Em junho, Bruno Ferrari, fundador e ex-CEO da Oncoclínicas, enviou uma manifestação à CVM defendendo que a Centaurus deveria ser obrigada a fazer a oferta. O argumento era que a gestora não aparecia entre os acionistas relevantes da companhia antes da listagem na Bolsa, realizada em agosto de 2021.
O estatuto da Oncoclínicas prevê que um acionista que assuma participação superior a 15% das ações após a oferta pública inicial, conhecida como IPO, deve fazer uma oferta para comprar todo o capital da empresa. O documento também estabelece que o valor por ação deve ficar no patamar de 120% da maior cotação registrada nos 12 meses anteriores ao anúncio da posição pelo acionista.
A possibilidade de uma decisão favorável à OPA ajudou a impulsionar as ações da Oncoclínicas, que acumulam alta de mais de 40% nos últimos cinco dias em meio à expectativa pelo julgamento da CVM.
A Centaurus é a única cotista do fundo Josephina III, que atualmente detém 9,91% do capital social da Oncoclínicas, de acordo com o formulário de referência mais recente da companhia, datado de 22 de julho.

A análise do caso, porém, considera uma reorganização ocorrida anteriormente.
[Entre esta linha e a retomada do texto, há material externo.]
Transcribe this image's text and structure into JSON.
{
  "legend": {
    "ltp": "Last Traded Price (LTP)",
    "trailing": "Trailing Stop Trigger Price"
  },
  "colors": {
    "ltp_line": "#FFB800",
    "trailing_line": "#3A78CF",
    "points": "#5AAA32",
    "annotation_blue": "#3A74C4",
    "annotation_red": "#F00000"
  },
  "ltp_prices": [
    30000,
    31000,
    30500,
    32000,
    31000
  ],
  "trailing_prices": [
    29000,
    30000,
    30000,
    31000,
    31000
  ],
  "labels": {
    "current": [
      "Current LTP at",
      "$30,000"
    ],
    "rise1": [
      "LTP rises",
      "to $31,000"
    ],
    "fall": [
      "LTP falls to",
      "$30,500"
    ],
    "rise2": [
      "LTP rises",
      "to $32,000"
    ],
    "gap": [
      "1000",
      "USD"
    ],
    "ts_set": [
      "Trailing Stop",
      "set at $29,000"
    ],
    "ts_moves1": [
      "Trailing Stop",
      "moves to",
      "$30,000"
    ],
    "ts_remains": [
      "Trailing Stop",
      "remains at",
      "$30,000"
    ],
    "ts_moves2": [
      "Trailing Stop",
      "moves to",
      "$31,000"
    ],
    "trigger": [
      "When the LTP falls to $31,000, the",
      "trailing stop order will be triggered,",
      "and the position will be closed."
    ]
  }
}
Entre novembro de 2024 e março de 2025, o Goldman Sachs, então principal acionista da empresa de saúde, com 36% das ações, realizou a cisão de seus fundos. O banco passou a controlar 20% das ações e informou que a Centaurus, que era uma das cotistas, passaria a deter separadamente os outros 16% do capital social da Oncoclínicas.
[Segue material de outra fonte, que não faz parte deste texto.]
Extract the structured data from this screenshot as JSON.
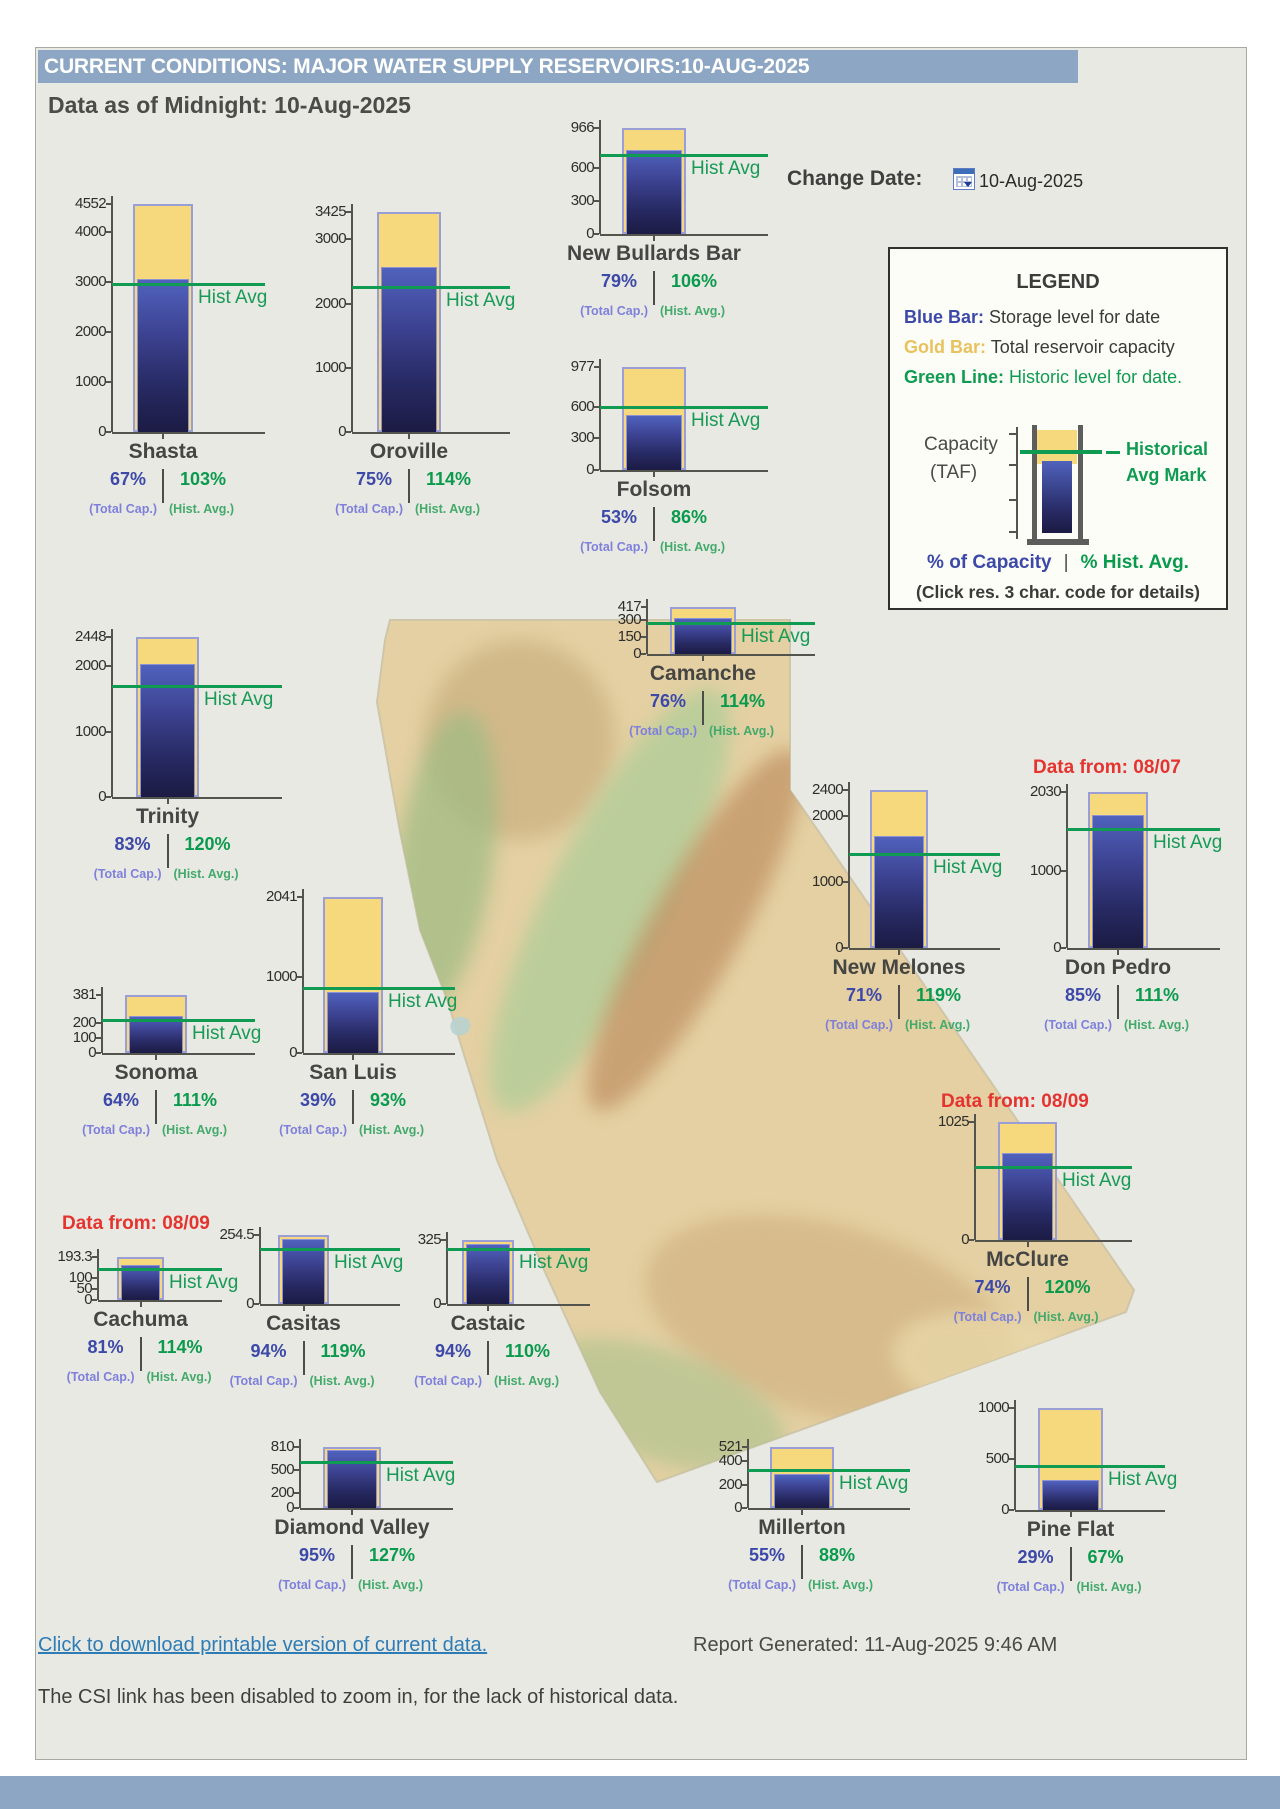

Antes dessa reorganização, o Goldman Sachs chegou a deter 72,5% do capital social da companhia. O banco americano começou a investir na Oncoclínicas em 2015, seis anos antes da abertura de capital.
Em 30 de junho deste ano, depois de analisar o caso por cerca de um ano, a área técnica da CVM concluiu que não havia obrigação de realizar a OPA. O entendimento foi baseado no fato de que a Centaurus já era cotista dos fundos do Goldman Sachs desde 2018.
Entre pessoas próximas ao caso, uma das evidências apontadas de que a proximidade da Centaurus com a base acionária da Oncoclínicas era conhecida foi a atuação de Allen Mc Michael Gibson, diretor de investimento da gestora, como conselheiro da empresa desde antes do IPO. Pessoas familiarizadas com a companhia também afirmaram que a participação da Centaurus era conhecida internamente, inclusive por Bruno Ferrari.
A Latache é atualmente a maior acionista da Oncoclínicas, com 14,59% das ações. A gestora e associações que representam acionistas minoritários contestam a conclusão da área técnica da CVM.

Além da Latache e da Centaurus, apenas o Banco BRB aparece como acionista relevante, com 8,66% das ações. Essa participação foi herdada de ativos anteriormente detidos pelo Banco Master, de Daniel Vorcaro. O restante do capital está pulverizado no mercado.
Apesar do parecer técnico contrário à necessidade da OPA, a decisão final está nas mãos do colegiado da CVM, que já adotou direções opostas em casos anteriores.
Centaurus e Latache não foram localizadas para comentar. A Oncoclínicas foi procurada e ainda não havia respondido. O espaço permanece aberto para atualização das partes.